Macron and his government have been holding talks all week in order to decide whether to extend a weekend lockdown to the Paris region and other hard-hit areas, or whether to opt for other measures to slow down the epidemic spread.
So far three areas of France have been placed under a weekend lockdown: Nice and a large stretch of the French Riviera, the northern town of Dunkirk and the Pas-de-Calais département, a bit further south.
The weekend lockdown imposes a complete ‘stay home’ order at the weekend, with only essential trips out of the home allowed and attestations needed for all trips. The 6pm-6am curfew remains in place during the week.
But how effective are these measures?
Initial results are encouraging, albeit modest.
Three and a half weeks since the first lockdown weekend entered into effect in the Alpes-Maritimes département encompassing Nice and the French Riviera, the incidence rate has dropped from nearing 530 new cases per 100,000 inhabitants to 446.7, according to the latest public health data.
In Pas-de-Calais, where the measure was imposed a week later, the incidence rate is still rising but has slowed down its rise and is currently at 407.4 new cases per 100,000 inhabitants.
The graphic below illustrates the change in these two départements’ incidence rates compared to the rest of France.
Graphic: Guillaume Rozier, CovidTracker
The rather steep drop in Alpes-Maritimes began around February 20th, before the first weekend lockdown, which seemingly indicates that the drop preceded the new measure.
However when controlling for the number of tests, which increased over the same period, the data shows a visible drop in the week that followed the first seven days after the first weekend lockdown in the areas of Alpes-Maritimes, indicating that the measure did have an impact.
Mais le dépistage a sensiblement évolué, et donc brouillé cet indicateur. Si on regarde le taux de positivité (proportion de tests positifs dans l’ensemble des tests), on observe une baisse une dizaine de jours après la mise en place de la mesure. (2/n) pic.twitter.com/67V9OCx5bO
— GRZ – CovidTracker (@GuillaumeRozier) March 17, 2021
In Dunkirk, which imposed a weekend lockdown at the same time as Nice and the 62 other towns and cities in Alpes-Maritimes, the incidence rate has also dropped over the same period.
While Public health agency Santé Publique France does not publish exact incidence rates on a town or commune level, the latest estimates provided by local authorities put the rate at 673, down from over 1,000 before the first weekend lockdown.
What about hospitals?
Hospital occupancy rates remain pretty much unchanged, according to French data scientist Guillaume Rozier.
“Perhaps (they are) decreasing slightly,” Rozier said in a tweet, but “the curve is too unstable to draw conclusions.”

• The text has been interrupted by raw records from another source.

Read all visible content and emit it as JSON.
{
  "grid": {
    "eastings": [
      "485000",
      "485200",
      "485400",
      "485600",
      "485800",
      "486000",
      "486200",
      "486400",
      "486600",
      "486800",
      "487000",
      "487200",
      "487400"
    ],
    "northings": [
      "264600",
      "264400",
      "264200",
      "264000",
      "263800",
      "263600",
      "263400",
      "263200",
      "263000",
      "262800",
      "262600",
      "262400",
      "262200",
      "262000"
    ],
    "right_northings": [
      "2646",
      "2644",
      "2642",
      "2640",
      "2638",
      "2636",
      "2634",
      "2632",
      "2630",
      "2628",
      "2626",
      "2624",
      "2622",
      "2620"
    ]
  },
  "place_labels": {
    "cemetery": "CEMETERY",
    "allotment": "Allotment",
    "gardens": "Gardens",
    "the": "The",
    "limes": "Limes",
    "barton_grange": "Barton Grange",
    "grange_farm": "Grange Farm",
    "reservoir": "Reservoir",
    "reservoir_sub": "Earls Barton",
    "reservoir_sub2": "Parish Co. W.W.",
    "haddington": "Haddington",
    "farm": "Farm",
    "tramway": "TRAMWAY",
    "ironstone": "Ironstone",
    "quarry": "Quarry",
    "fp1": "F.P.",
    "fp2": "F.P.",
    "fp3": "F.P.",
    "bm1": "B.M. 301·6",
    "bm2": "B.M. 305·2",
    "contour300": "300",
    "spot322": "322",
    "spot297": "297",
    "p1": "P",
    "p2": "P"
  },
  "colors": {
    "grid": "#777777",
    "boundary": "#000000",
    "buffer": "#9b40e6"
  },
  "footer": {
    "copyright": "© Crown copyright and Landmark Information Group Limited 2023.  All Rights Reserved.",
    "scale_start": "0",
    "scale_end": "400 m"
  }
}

Graphic: Guillaume Rozier, CovidTracker
Alpes-Maritimes, Dunkirk and Pas-de-Calais this week all reported high intensive care ward occupancy rates of 111 per cent, 100 percent and 120 percent respectively, meaning Covid patients effectively had filled up their ICUs.
Previous stages of the epidemic have shown that the impact on hospital occupancy usually comes several weeks after case numbers begin to fall, which means that the weekend lockdown could soon alleviate pressure on hospitals in the areas concerned.
However it seems clear that this is not a ‘quick fix’ solution.
The Paris region has incidence rates approaching 500 in several départements, of which suburb Seine-Saint-Denis reported the worst of all: 505.8 new cases per 100,000 inhabitants on March 14th, according to the latest data published.
Hospitals in the area are also under severe pressure, with non-emergency surgery cancelled and some seriously ill patients transferred to other regions.
President Macron hinted on Wednesday that a weekend lockdown might not be the best suited measure in Île-de-France, where commuters travel regularly between Paris with its suburbs and where many – especially in poverty-stricken areas like some parts of Seine-Saint-Denis – live in small apartments without access to a garden or greenery nearby.
The other option apparently under consideration is a short but complete lockdown. This measure has so far not been tried in France – the first and second lockdowns were nationwide and lasted two months and six weeks respectively, so it is hard to know how effective a short, regional lockdown would be.